BTW: this companies get the NURBS CAD data from the car manufacturers engineering departments, they don't use low or mid poly 3D models modeled in some DCC app with subdivision surfaces.

You can judge by the continuity of reflections, if it's a well engineered NURBS surface or some poly/subdiv fake.



answeranswer - 3/11/2009 11:24:08 AM
0 Boost
Does Audi even offer the R8 in yellow?


M53RM53R - 3/11/2009 12:00:30 PM
0 Boost
I dont think so. Never seen one in yellow. But my 1st impression when I saw the pic was LAMBO!


WayneDashWayneDash - 3/11/2009 12:36:11 PM
+1 Boost
Its more of a aluminum foil-gold than yellow. Which means it would be rediculously shiny.

And the tires suck


JUGNUJUGNU - 3/11/2009 12:49:17 PM
+2 Boost
yeah looks very real, but if u look closely at the tires, it can still be noticed.

JUGNU


Htay7500Htay7500 - 3/11/2009 5:37:27 PM
+1 Boost
Wow!


SteveSteve - 3/12/2009 8:02:28 PM
+1 Boost
Looks like a screen grab from an Xbox360 game. CG (computer graphics), but so what?

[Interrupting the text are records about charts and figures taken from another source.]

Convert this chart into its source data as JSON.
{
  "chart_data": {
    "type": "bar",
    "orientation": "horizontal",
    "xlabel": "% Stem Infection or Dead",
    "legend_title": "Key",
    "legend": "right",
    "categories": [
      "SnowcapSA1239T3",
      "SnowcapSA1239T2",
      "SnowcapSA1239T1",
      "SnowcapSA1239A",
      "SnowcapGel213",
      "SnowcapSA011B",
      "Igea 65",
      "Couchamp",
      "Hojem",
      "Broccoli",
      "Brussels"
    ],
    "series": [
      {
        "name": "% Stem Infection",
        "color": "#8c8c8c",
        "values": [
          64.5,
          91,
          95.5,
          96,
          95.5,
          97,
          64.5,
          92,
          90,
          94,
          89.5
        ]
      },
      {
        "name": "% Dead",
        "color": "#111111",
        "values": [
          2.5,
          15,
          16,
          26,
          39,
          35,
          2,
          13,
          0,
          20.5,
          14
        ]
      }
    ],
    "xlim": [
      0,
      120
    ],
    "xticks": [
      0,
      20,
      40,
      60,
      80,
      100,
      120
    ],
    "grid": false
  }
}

IsaacRIsaacR - 3/13/2009 2:13:03 PM
+1 Boost
This article misses the point of the breakthrough here... The company whose engine created this image says it has created a system that will render the above graphic 20x faster than current computer rendering.

Using "ray tracing" - which sends rays from the "camera lens" and traces its bounce path back to the light source, based on the materials it hits in the 3D image model - you can create photorealistic images, but are usually limited by the time it takes to calculate all those rays of light in a complex scene. The Wikipedia entry on ray tracing explains it better than I have, but the point is that you can make images that look like photos.

The Audi rendering in this article is not designed to look like a photo, but could definitely be rendered by your home computer or gaming console at higher frame-rates in the near future.

On the other hand, if you keep the same frame-rate, but still have that higher processing speed, you can quickly make images that look even more like the real thing than the Audi in this article.